PMC Weekly Review - August 5, 2016
A Macro View – July Monthly Recap
Domestic equity markets were broadly higher in July, breaking out to the first new highs in more than a year. Although the last weeks of June brought heightened volatility due to the surprising outcome of the Brexit referendum, equities started off on a positive note in the second half of the year. Whereas economic growth globally remains muddled, better-than-expected earnings reports for the second quarter helped propel stock prices higher. Investors remain rightly concerned, however, about global growth prospects going forward. The initial financial market reaction to Brexit seems to have subsided, but real questions remain as to its substantive long-term impact, not only on Europe, but also on the world generally. Domestically, even though growth certainly has not approached levels of prior recoveries, the economy has chugged along, posting steady but unremarkable gains. The latest estimate of second quarter real gross domestic product (GDP) came in at +1.2%, above the +0.8% growth of the first quarter, but disappointing nonetheless. The July employment report, released today, was encouraging in that employers added 255,000 jobs during the month. In addition, the unemployment rate remained at 4.9%, and wages increased slightly, indicating that perhaps the U.S. economy can continue to generate slow but steady growth in a global environment in which it is anemic at best.

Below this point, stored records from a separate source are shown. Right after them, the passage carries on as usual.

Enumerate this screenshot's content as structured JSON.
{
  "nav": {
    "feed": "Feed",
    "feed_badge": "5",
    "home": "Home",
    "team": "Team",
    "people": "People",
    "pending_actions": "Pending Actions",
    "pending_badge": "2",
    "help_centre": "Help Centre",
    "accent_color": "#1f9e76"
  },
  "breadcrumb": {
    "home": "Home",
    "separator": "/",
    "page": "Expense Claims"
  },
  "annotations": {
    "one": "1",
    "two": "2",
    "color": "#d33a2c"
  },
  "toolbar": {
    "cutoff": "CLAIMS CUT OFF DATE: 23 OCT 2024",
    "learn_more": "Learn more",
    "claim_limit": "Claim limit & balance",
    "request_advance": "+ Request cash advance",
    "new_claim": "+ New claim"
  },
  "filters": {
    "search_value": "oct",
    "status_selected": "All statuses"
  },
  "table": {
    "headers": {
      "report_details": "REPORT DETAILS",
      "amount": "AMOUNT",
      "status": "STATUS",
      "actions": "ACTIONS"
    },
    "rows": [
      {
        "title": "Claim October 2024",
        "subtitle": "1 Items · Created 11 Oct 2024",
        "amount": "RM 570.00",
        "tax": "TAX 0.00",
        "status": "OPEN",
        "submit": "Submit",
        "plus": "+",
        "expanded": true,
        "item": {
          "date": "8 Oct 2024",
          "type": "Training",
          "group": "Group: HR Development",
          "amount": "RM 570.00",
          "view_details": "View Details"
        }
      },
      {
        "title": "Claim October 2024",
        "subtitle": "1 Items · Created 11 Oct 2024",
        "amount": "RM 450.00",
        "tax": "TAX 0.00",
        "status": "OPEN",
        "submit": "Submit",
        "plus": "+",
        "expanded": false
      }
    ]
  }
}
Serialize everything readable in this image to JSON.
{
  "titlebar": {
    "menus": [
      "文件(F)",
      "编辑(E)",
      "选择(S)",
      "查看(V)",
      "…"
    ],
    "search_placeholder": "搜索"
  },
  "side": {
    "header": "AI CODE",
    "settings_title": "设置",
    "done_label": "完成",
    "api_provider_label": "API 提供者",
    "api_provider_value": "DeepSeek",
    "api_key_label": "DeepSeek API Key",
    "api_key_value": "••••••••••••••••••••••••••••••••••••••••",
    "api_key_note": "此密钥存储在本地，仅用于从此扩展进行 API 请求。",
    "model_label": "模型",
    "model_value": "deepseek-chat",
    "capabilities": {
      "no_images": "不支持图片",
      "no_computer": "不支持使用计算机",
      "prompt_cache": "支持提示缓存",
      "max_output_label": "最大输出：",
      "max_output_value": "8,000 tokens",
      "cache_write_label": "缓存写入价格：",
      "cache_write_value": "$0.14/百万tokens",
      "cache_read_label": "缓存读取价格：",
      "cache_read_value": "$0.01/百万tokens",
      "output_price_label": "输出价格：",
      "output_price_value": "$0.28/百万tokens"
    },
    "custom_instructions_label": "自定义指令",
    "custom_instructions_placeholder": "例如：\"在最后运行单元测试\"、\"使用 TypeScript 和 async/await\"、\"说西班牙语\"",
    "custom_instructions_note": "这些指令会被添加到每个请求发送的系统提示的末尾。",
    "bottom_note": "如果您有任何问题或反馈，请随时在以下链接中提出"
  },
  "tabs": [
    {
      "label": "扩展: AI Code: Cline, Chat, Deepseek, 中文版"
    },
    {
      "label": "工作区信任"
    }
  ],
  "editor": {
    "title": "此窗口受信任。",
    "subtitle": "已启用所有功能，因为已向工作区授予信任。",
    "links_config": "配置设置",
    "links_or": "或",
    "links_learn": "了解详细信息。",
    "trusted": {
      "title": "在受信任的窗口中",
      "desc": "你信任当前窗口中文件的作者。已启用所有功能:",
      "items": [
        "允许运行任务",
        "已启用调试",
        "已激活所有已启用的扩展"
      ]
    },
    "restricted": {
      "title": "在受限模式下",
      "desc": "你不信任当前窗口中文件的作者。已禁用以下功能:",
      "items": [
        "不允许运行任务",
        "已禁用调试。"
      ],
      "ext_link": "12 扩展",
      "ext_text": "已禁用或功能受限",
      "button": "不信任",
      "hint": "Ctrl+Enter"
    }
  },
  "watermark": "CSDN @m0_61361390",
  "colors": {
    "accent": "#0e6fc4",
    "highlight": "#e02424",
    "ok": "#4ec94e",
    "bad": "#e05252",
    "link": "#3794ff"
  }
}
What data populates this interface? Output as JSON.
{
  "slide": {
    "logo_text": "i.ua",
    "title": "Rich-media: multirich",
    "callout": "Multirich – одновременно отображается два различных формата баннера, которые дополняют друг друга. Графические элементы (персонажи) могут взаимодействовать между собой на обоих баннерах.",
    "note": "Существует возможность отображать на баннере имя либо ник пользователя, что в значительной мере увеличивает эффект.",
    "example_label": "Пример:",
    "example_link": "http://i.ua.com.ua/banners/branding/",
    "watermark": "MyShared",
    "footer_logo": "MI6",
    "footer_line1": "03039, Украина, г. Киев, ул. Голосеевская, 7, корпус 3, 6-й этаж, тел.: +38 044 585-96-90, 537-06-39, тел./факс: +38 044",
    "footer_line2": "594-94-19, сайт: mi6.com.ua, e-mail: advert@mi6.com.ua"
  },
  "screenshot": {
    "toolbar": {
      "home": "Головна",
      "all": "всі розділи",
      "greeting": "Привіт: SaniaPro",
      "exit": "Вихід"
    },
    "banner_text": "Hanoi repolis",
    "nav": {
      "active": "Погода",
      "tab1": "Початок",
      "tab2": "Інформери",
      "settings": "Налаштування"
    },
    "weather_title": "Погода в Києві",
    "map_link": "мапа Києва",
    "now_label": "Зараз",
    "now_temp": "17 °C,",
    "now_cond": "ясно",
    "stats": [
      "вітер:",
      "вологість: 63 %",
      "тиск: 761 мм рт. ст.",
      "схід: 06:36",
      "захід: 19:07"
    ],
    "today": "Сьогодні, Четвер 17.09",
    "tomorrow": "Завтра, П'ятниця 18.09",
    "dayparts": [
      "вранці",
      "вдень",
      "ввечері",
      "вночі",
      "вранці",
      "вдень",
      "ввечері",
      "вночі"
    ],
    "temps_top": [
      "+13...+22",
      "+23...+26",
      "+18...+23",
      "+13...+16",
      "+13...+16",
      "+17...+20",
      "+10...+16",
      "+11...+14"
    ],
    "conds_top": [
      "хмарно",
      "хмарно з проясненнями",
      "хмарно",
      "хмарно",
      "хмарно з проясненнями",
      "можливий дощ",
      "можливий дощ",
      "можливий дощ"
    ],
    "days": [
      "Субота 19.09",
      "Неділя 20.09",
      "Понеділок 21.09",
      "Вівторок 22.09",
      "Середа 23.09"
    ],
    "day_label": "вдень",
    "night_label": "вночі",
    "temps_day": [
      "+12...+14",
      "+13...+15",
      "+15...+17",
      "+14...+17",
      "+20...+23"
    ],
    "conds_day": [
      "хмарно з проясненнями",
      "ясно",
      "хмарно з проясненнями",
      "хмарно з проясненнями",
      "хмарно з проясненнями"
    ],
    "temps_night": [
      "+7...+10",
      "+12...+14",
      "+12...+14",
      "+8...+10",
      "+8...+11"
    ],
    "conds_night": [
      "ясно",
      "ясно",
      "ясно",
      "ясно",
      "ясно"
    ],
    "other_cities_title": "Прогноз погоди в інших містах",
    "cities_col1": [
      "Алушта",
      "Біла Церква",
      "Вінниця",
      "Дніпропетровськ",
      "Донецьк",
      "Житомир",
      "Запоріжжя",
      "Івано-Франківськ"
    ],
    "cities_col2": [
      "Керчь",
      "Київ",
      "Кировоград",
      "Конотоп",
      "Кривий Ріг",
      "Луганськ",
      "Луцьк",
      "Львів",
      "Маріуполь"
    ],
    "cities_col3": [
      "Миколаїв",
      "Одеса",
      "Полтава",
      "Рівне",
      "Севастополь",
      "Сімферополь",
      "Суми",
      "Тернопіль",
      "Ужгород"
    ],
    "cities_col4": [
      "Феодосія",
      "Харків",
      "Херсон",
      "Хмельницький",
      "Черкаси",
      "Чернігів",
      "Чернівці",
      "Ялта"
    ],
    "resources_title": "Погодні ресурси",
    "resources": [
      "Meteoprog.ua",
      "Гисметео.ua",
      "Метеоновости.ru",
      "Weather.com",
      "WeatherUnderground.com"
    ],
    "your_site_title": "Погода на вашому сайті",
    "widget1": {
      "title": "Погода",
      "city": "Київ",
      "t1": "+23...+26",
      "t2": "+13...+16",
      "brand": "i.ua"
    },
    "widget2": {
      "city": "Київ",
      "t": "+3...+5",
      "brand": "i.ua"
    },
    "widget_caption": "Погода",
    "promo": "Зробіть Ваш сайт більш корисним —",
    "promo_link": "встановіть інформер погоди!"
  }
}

Against this backdrop, broad market indices were mostly higher. The S&P 500 advanced by +3.7%, and is now up +7.7% year-to-date. The Dow Jones Industrial Average (DJIA) also moved higher, posting a gain of 2.9%. The tech-heavy Nasdaq Composite Index was a big winner, gaining +6.7% in July. The Russell 2000 Index of small cap stocks outperformed the Russell 1000 Index of large cap stocks, with returns of +6.0% and +3.8%, respectively. Value stocks underperformed growth stocks. The top-performing sectors were information technology, materials, and health care, with returns of +7.9%, +5.1%, and +4.9%, respectively. Energy and consumer staples were the poorest performers, posting negative returns of -1.9% and -0.7%, respectively. Commodities were lower, declining -5.1%. REITs generated gains, advancing by +4.4%.
International equity markets were also universally higher, and many indices outperformed U.S. equity indices. The MSCI World ex-U.S. Index advanced by +5.0%. Emerging markets continued a solid run of positive returns, with the MSCI Emerging Markets Index gaining +5.0%. The MSCI EAFE Index, which measures performance in developed markets, tacked on +5.1%. Regionally, the Pacific ex-Japan region and Japan generated the best relative gains, advancing +7.0% and +6.5%, respectively. Eastern Europe and China were the poorest relative performers, gaining +2.6% and +3.5%, respectively.
Fixed income markets were generally higher, as investors continued to react to policymakers’ efforts to tackle the problem of lackluster global growth. Domestically, yields remained low throughout the month, and in other developed markets, such as Germany and Japan, negative interest rates on sovereign debt have become policy. Bond investors continue to handicap when the Federal Open Market Committee (FOMC) may next raise interest rates, with futures markets assigning an 18% chance of a hike at the September meeting, and a 37% probability for the December meeting. Within this environment, the 10-year U.S. Treasury yield ended the month at 1.46%, down three basis points from the 1.49% level of June 30. Performance of broad-based fixed income indices was, on balance, higher in July, with the Barclays U.S. Aggregate Bond Index advancing +0.6%. Global fixed income markets also marched higher, with the Barclays Global Aggregate ex-U.S. Index gaining +0.8%. Intermediate-term corporate bonds also rose, as the Barclays U.S. Corporate 5-10 Year Index gained +1.2%. The Barclays U.S. Corporate High Yield Index added +2.7%. Municipals were also modestly higher, gaining +0.1%.